Although Labrador Retrievers are more genetically diverse than most purebreds, they still come with some common canine health issues and problems. Ailments that are frequently seen among a dog breed are generally caused by a combination of the genes inherited from parents and the environment the dog grows up in, especially during early life.
Environmental factors include diet, exercise, and hormones. You can help reduce some of these negative outcomes by being aware of common health problems affect Labrador Retrievers and how to manage them.
Hip dysplasia in dogs is a common ailment for many medium to large dog breeds. It is caused by abnormal formation of the hip socket causing deterioration of the hip which can lead to canine arthritis of the joints and/or loss of function. Usually hip dysplasia doesn’t become an issue for dogs until middle or later years, but can develop as early as 5 months.

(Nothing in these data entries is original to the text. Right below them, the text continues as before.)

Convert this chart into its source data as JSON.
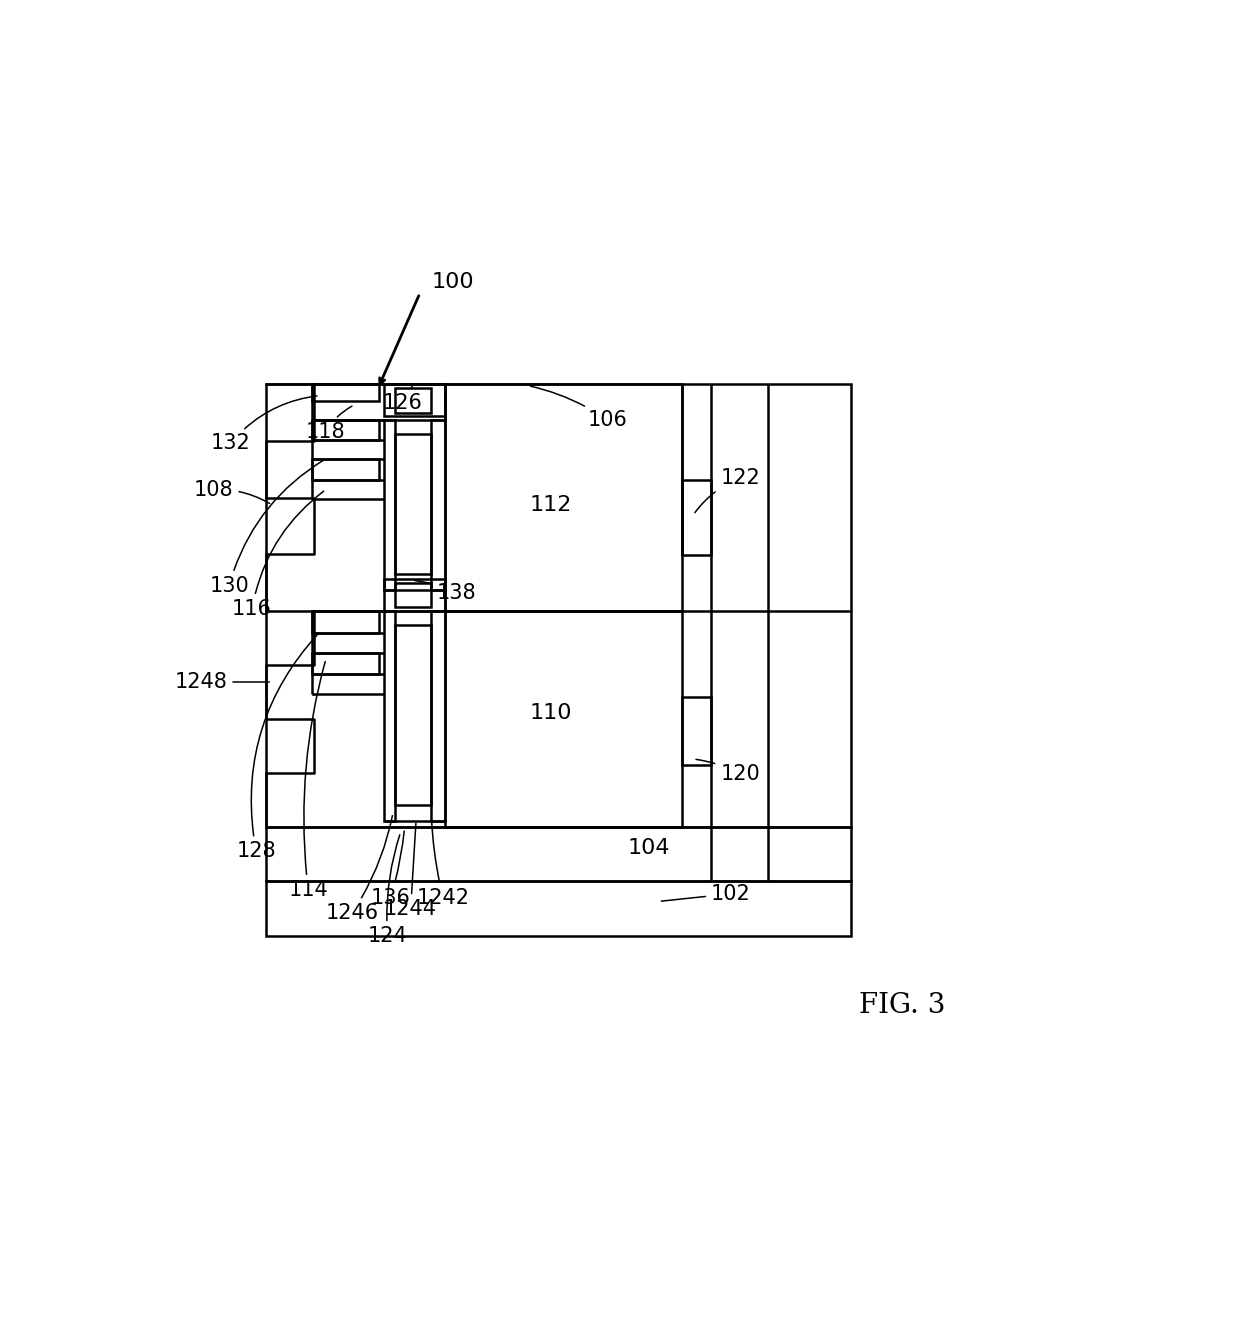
{
  "bg_color": "#ffffff",
  "line_color": "#000000",
  "fig_label": "FIG. 3",
  "lw": 1.8
}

When looking for a Lab puppy request for the hip scores of the parents of the puppies. All responsible breeders should have these scores.The hip score is given by examining an X-ray of a dog 1 year or older. Each hip is given a score of 0 to 53, combined the total hip score ranges from 0 to 106.
Low scores that are even on each side scores are best. According to the British Veterinary Association/Kennel Club (BVA/KC), Labrador Retriever’s average hip score is 9, it’s ideal to have parents that are around or below this average.

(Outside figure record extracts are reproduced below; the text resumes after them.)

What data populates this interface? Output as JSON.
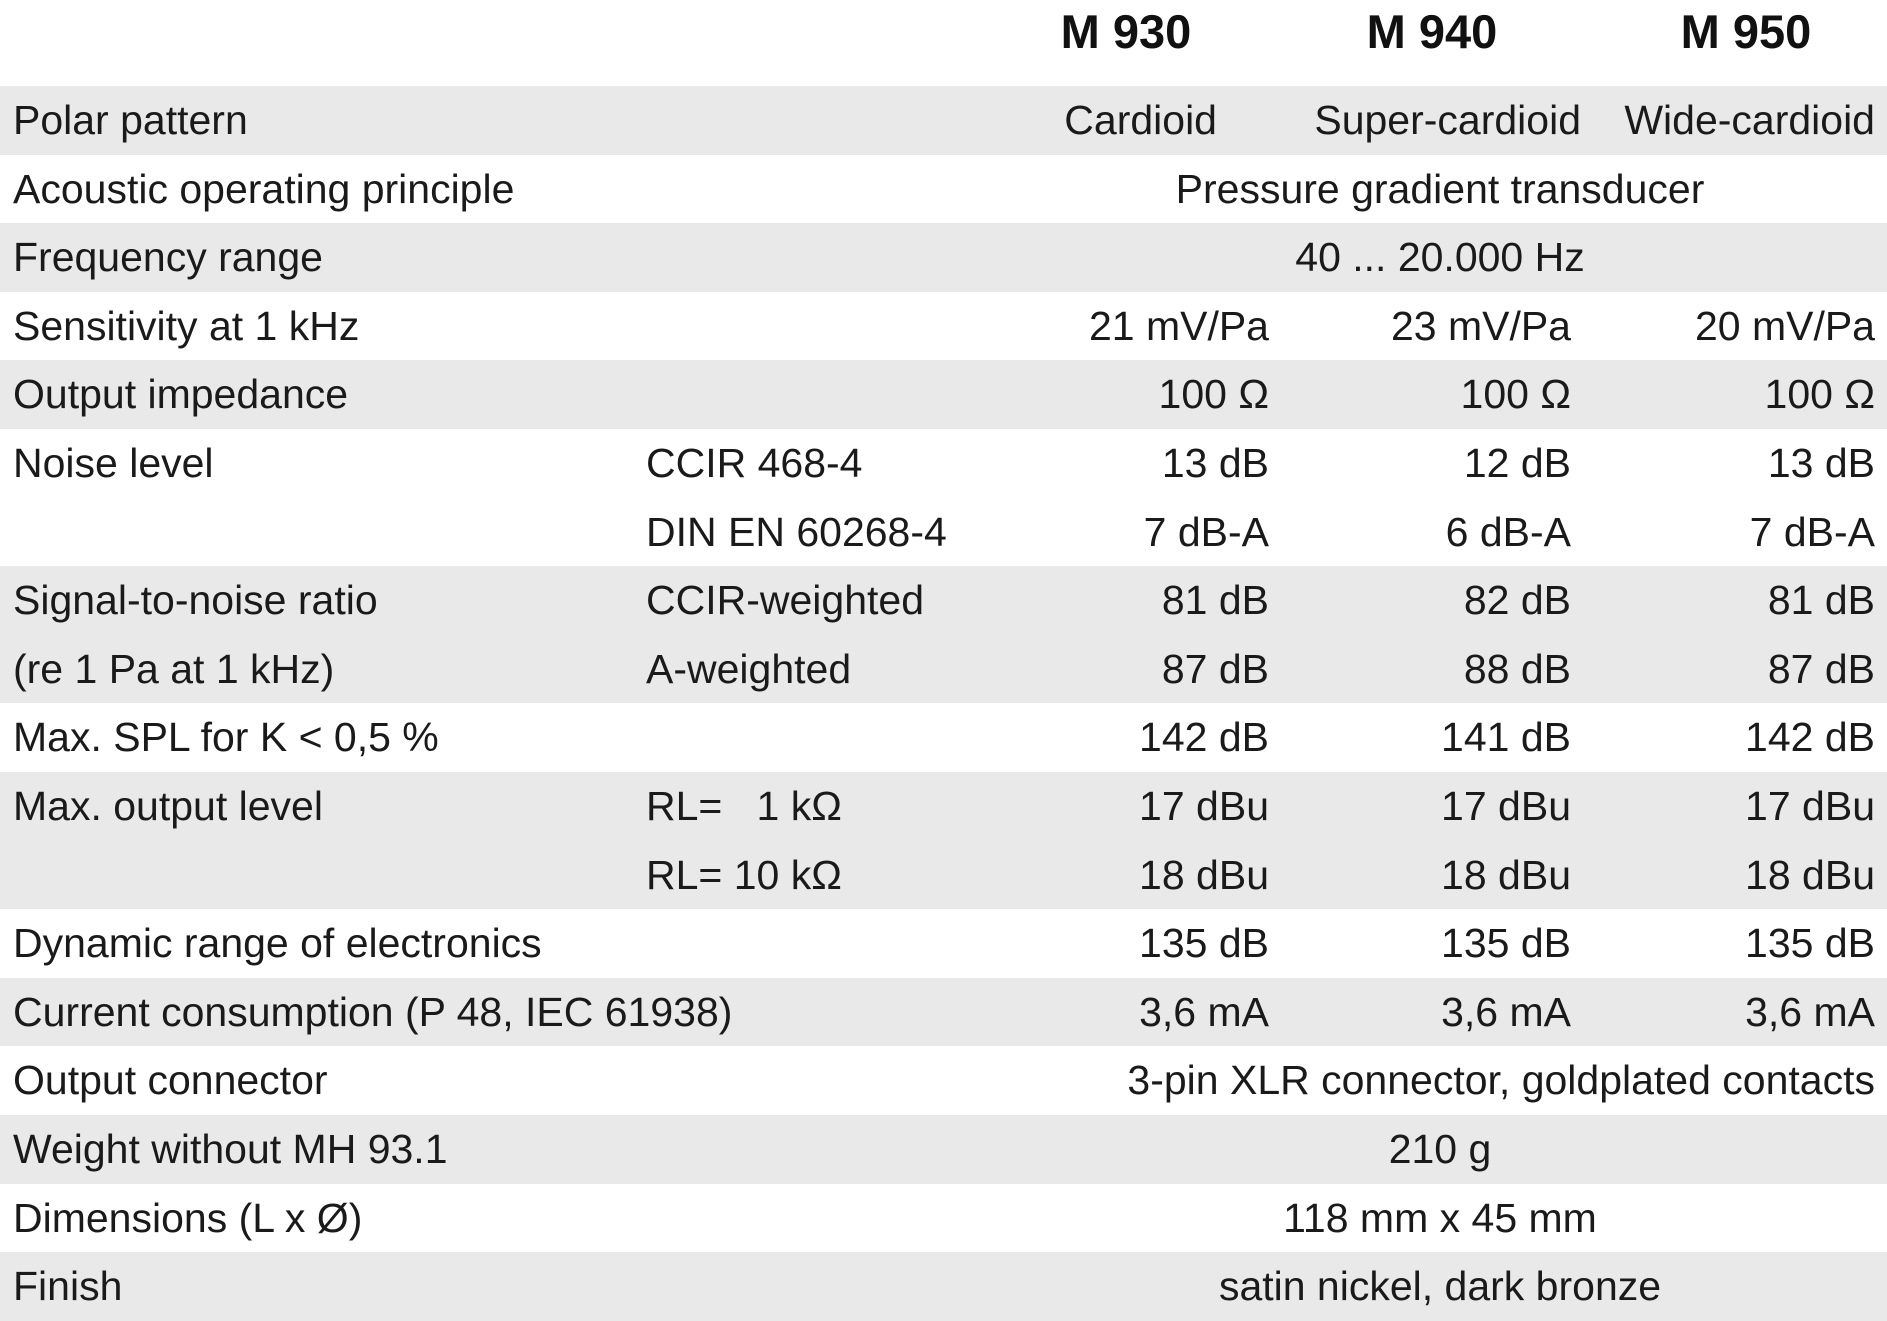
{
  "header": {
    "models": [
      "M 930",
      "M 940",
      "M 950"
    ]
  },
  "rows": {
    "polar": {
      "label": "Polar pattern",
      "v1": "Cardioid",
      "v2": "Super-cardioid",
      "v3": "Wide-cardioid"
    },
    "acoustic": {
      "label": "Acoustic operating principle",
      "value": "Pressure gradient transducer"
    },
    "freq": {
      "label": "Frequency range",
      "value": "40 ... 20.000 Hz"
    },
    "sens": {
      "label": "Sensitivity at 1 kHz",
      "v1": "21 mV/Pa",
      "v2": "23 mV/Pa",
      "v3": "20 mV/Pa"
    },
    "impedance": {
      "label": "Output impedance",
      "v1": "100 Ω",
      "v2": "100 Ω",
      "v3": "100 Ω"
    },
    "noise1": {
      "label": "Noise level",
      "sub": "CCIR 468-4",
      "v1": "13 dB",
      "v2": "12 dB",
      "v3": "13 dB"
    },
    "noise2": {
      "sub": "DIN EN 60268-4",
      "v1": "7 dB-A",
      "v2": "6 dB-A",
      "v3": "7 dB-A"
    },
    "snr1": {
      "label": "Signal-to-noise ratio",
      "sub": "CCIR-weighted",
      "v1": "81 dB",
      "v2": "82 dB",
      "v3": "81 dB"
    },
    "snr2": {
      "label": "(re 1 Pa at 1 kHz)",
      "sub": "A-weighted",
      "v1": "87 dB",
      "v2": "88 dB",
      "v3": "87 dB"
    },
    "spl": {
      "label": "Max. SPL for K < 0,5 %",
      "v1": "142 dB",
      "v2": "141 dB",
      "v3": "142 dB"
    },
    "outlvl1": {
      "label": "Max. output level",
      "sub": "RL=   1 kΩ",
      "v1": "17 dBu",
      "v2": "17 dBu",
      "v3": "17 dBu"
    },
    "outlvl2": {
      "sub": "RL= 10 kΩ",
      "v1": "18 dBu",
      "v2": "18 dBu",
      "v3": "18 dBu"
    },
    "dynamic": {
      "label": "Dynamic range of electronics",
      "v1": "135 dB",
      "v2": "135 dB",
      "v3": "135 dB"
    },
    "current": {
      "label": "Current consumption (P 48, IEC 61938)",
      "v1": "3,6 mA",
      "v2": "3,6 mA",
      "v3": "3,6 mA"
    },
    "connector": {
      "label": "Output connector",
      "value": "3-pin XLR connector, goldplated contacts"
    },
    "weight": {
      "label": "Weight without MH 93.1",
      "value": "210 g"
    },
    "dims": {
      "label": "Dimensions (L x Ø)",
      "value": "118 mm x 45 mm"
    },
    "finish": {
      "label": "Finish",
      "value": "satin nickel, dark bronze"
    }
  }
}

Similar to hip dysplasia, except abnormal formation and deterioration occurs at the elbow joint. Clinical signs of canine elbow dysplasia is often seen between 4 and 10 months, although late onset can occur too.
Treatment involves surgical removal of bone fragments and cartilage followed by weeks of physical therapy during recovery.
Elbow Grade gives a score between 0 and 3 based on an X-ray examination for elbow dysplasia.
According to BVA/KC, Labrador Retrievers used for breeding should have an elbow grade of 0. So this is something to be aware of when you are looking for a Lab puppy to bring home.
PRA (Progressive Retinal Atrophy) Blindness
Progressive Retinal Atrophy in dogs is a blanket term used to describe a variety of diseases that cause retinal degeneration that leads to canine blindness. The most common PRA type in Labradors is progressive rod-cone degeneration, or prcd, where the rod cells have a mutation that eventually cause them to die.
This can occur as early as 1 year or may develop later between 3 and 5 years. There are many signs but the most common include the eye appearing cloudy and changes in behavior. Most eye diseases are passed from parent to offspring, so be sure to review a recent eye exam certification of the parents before adopting your pup.
Ear infections in dogs are common for Labradors due to the intrinsic structure of their ear. The only way to manage ear infections is ensuring ear is dry after bathing and regularly checking the ear for abnormal discharge, odor, and/or redness. Common behaviors of dogs with an ear infection include: head shaking and pawing/rubbing at their ears.
Labradors are known for rapid eating which can cause dangerous gastric distention, known as bloat in dogs.
Gastric distention is swelling of the stomach and becomes fatal when the stomach rotates preventing the canines ability to vomit and puts pressure on internal organs.
There is no known genetic link of bloat and there is very little information on preventing it besides slowing the rate your dog eats and feeding on ground level.
Reducing Labrador Retriever Health Risks
Keeping your Labrador healthy can reduce the effect of many health problems, including both dysplasias. One obvious way to keep track of your Labradors weight to ensure he is in the average range. Feeding should be regular but avoid overfeeding as extra weight is bad for joints.
Exercise your Lab correctly. Labrador Retrievers have a lot of energy and do require a lot of daily exercise but during these growing months be careful. Vigorous exercise can be hard on the forming hip socket, if your Lab is under 5 months old keep the walks on the shorter side since he can get most of his exercise just playing in the yard.
When your pup is less than 3 months old avoid the use of stairs and until 12 months keep stair use to a minimum because it is hard on his forming joints.